Ah... kalau pun basa-basi tidak masalah. Dan tidak ada salahnya kalau ku coba mengkonfirmasi ajakan yang mungkin saja beliau sendiri sudah melupakannya.

Deal! Akhirnya Pak Sep Suhe tidak hanya mengiyakan tapi juga langsung menantang untuk menyusun jadwal dan agenda pertemuan. Segera aku menemui Wakasek Kesiswaan untuk mengusulkan kegiatan tersebut. Lagi-lagi deal! Belau mengijinkan dan memberikan sejumlah rupiah untuk transportasi dan konsumsi kegiatan tersebut.

Bismillah.... aku berangkat bersama tujuh debatees menuju sekolah dimana Pak Sep Suhe bertugas, SMA yang lebih dikenal SMA Demak karena letaknya di depan makam. Konon katanya secara historis SMA Demak tersebut di awal berdirinya berafiliasi ke sekolah dimana aku bekerja. Dulu waktu sekolah itu baru berdiri  --tentu aku belum bertugas disini --sebagian guru di sekolahku membantu merintis dan mengajar disana. Artinya, sekolahku lebih senior dari sekolahnya. Tidak peduli, junior atau senior, kalau toh lebih mumpuni aku tidak segan untuk berguru kepadanya.

Ternyata lebih dari ekspektasi. Sebelum sparing partner, Pak Sep Suhe sudah mempersiapkan beberapa slides untuk dipresentasikan. Here we go!  Jika dokumen-dokumen yang aku baca merupakan benda mati, bisu dan tidak bisa diklarifikasi. Slide-slide ini hidup dan komunikatif karena dipresentasikan oleh ahlinya. Aku dan peserta lain punya kesempatan untuk bertanya dan minta klarifikasi tentang hal-hal yang belum jelas.

Dua pasang tim pertama sudah diberi motion dan waktu 20 -- 30 menit untuk case building sebelum permainan dimulai. Case building yaitu berdiskusi secara internal membangun argumen masing-masing. Aku dan Pak Sep Suhe berkesempatan ngobrol, tentu saja ngobrol tentang debat. Banyak ilmu yang aku serap darinya.

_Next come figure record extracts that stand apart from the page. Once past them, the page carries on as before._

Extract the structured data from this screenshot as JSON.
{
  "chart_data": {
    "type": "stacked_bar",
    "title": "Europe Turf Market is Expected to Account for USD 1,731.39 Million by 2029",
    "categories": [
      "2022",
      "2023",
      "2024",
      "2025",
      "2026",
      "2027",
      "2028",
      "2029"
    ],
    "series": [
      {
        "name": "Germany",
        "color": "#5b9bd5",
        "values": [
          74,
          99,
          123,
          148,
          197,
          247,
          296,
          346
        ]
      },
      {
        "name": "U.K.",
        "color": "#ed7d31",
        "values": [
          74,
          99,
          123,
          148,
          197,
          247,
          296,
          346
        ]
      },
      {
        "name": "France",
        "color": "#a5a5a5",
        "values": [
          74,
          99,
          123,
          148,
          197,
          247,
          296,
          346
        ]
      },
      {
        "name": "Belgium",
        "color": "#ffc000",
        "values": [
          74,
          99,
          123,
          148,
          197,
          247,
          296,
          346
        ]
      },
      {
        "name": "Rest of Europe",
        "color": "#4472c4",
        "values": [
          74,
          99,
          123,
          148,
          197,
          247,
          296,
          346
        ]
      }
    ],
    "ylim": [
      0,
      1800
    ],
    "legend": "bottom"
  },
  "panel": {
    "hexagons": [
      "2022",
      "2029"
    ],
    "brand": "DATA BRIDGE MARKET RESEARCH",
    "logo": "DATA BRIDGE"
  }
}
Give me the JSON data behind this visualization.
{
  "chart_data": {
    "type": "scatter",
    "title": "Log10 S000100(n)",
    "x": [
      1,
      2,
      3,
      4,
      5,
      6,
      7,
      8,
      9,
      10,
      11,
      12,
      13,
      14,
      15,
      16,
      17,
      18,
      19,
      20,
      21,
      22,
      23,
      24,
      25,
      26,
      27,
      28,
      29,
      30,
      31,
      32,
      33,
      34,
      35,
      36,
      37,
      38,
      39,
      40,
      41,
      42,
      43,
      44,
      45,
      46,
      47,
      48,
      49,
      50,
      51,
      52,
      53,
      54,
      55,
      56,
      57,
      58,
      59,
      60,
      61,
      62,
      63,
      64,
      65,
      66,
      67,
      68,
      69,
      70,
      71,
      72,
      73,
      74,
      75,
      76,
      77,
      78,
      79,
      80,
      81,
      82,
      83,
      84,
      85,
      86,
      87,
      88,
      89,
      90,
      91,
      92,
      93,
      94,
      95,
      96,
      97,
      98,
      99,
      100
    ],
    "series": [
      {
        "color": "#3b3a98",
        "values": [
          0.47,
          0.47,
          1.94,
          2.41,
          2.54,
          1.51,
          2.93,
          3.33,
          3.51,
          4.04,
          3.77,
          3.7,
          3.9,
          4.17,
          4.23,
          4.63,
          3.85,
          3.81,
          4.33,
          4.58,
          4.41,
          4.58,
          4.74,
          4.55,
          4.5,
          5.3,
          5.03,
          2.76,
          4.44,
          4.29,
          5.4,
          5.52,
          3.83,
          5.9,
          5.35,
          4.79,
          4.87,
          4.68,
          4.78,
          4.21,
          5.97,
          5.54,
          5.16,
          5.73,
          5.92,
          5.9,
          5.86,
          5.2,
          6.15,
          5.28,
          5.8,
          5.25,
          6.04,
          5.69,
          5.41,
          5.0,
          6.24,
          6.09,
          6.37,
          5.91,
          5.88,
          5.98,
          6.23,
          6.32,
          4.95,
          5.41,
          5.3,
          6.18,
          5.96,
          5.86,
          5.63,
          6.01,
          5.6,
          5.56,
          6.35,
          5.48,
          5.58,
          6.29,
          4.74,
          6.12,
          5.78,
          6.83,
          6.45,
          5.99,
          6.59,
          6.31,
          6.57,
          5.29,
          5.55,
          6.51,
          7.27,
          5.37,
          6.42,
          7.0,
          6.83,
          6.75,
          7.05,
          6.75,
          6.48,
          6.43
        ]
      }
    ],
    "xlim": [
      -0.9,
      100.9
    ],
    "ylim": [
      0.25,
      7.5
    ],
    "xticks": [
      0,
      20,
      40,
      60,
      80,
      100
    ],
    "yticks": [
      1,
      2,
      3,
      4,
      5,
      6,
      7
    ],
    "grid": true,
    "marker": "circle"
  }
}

Dan satu lagi kejutan. Ketika dua tim hendak bermain, aku diminta bersama dia menjadi juri dan harus siap memberikan adjudication speech. Beliau menyodorkan dua macam format. Scoring form untuk memberikan skor setiap pendebat dalam muatan argumen (matter) dan bagaimana argumen disampaikan (method dan manner). Yang  akhirnya akan dikalkulasi menjadi skor tim. Adjudication note form untuk mencatat poin-poin penting sebagai dasar juri dalam menyampaikan adjudication speechnya.

"I believe ...." Pembicara pertama Tim Pemerintah menyampaikan argumennya setelah memberikan prolog terkait topik, parameter debat dan pembagian sub topik debat ke pembicara kedua.

"Let me, first, make rebuttal to some points the first speaker of government team delivered...." Pembicara pertama Tim Oposisi menyampaikan bantahannya sebelum dia berbagi sub topik ke rekan se timnya. Taka tiki berlangsung dari tim pemerintah ke tim oposisi, dari pembicara pertama ke pembicara kedua ke pembicara ke tiga, dari pidato substantif ke pidato kesimpulan.

Sparing partner terkesan serius tapi santai. Serius, karena debatees merasa mendapat tantangan untuk menampilkan yang terbaik sebagai bukti dari hasil pelatihannya selama ini. Santai, karena mereka tidak terbebani untuk memenangkan debat karena tujuan utamanya adalah untuk belajar mengasah dan meningkatkan keterampilannya.

Pulang dari kegiatan, aku merasa beruntung sekali. Peserta dilatih oleh orang yang kompeten dalam ilmunya dan berkesempatan berdebat dengan pendebat-pendebat dari luar rutinitasnya. Dan yang lebih merasa beruntung lagi aku mendapatkan ilmu dan pelatihan gratis menjadi coach dan juri debat untuk yang pertama kalinya.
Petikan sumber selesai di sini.